Olympische Disziplinen
Snowboard – Surfen im Schnee

Snowboarden ist die etwas andere olympische Disziplin. Erst seit 1998 im Programm, verspricht das Surfen im Schnee neben den Rennen auch viele so genannte Side-Events - was nichts anderes bedeutet als Party, Party, Party.

HB DÜSSELDORF. Schon vor 100 Jahren stellte sich ein Österreicher Namens Toni Lenhardt auf ein Brett und glitt die Hügel vor seiner Haustür hinunter. 14 Jahre nach der Jungfernfahrt des "Monogleiters" traten erstmals in Bruck an der Mur Fahrer um die Wette an. Dies sind die ersten historischen Belege des Snowboard-Ursprungs.

Der eigentliche Hype des Snowboards begann allerdings erst Anfang der 60er in Amerika. Tom Sims baute im Rahmen eines Schulprojektes sein "Ski Board"; Shermann Poppen, ein begeisterter Wellenreiter, konstruierte ein Surfboard für den Schnee, den so genannten "Snurfer". Auf der Grundlage des "Snurfers" rief Jack Burton Mitte der 70er die größte Snowboardfirma der Welt ins Leben und legte den Grundstein des Snowboard-Booms. Burton entwickelte das Spielzeug weiter zu einem konkurrenzfähigen Sportgerät.

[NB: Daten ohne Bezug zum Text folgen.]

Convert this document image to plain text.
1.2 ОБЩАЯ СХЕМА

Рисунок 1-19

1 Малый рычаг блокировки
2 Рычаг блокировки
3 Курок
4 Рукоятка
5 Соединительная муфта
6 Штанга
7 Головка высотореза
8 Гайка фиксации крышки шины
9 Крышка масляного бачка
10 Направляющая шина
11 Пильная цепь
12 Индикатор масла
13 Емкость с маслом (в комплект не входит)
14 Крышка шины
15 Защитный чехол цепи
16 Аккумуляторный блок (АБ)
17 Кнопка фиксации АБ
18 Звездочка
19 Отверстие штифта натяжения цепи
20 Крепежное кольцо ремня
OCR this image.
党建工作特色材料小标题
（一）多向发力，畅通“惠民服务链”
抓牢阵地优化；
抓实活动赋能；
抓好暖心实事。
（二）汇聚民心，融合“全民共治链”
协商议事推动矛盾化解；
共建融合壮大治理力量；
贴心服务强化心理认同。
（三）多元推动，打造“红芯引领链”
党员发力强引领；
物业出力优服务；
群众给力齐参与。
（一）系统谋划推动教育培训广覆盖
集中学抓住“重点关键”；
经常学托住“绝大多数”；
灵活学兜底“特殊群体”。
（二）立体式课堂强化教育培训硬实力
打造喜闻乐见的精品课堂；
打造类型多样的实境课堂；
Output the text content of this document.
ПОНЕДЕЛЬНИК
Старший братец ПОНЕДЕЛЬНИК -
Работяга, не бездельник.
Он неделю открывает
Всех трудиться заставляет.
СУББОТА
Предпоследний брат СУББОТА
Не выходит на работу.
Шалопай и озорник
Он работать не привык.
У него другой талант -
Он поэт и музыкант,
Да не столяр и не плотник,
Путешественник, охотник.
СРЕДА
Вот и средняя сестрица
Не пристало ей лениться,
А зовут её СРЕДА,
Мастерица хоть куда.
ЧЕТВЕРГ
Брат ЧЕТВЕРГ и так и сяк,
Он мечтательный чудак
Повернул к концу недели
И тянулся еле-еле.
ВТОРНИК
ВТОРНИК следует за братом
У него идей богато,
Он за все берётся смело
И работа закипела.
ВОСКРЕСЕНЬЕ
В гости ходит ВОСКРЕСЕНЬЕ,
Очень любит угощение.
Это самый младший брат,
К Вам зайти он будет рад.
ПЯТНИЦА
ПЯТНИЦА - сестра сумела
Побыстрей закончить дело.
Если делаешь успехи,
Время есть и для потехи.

Anfang der 80er schwappte das Snowboard wieder zurück über den großen Teich. Zahlreiche europäische Firmen entstanden, Surf-Zeitschriften und andere Funsport-orientierte Medien berichteten über die "jungen Wilden" und ein Event reihte sich an das Nächste. Fuhren die Pioniere Mitte der 80er hauptsächlich in so genannten Banked Slaloms - die Piste ist durch Steilkurven mit einer Bobbahn vergleichbar - um die Wette, gibt es heutzutage unzählige Wettkampf-Formate. Ob Big Air, Alpin oder Boardercross, die Veranstaltungen sind fast immer wahre Happenings.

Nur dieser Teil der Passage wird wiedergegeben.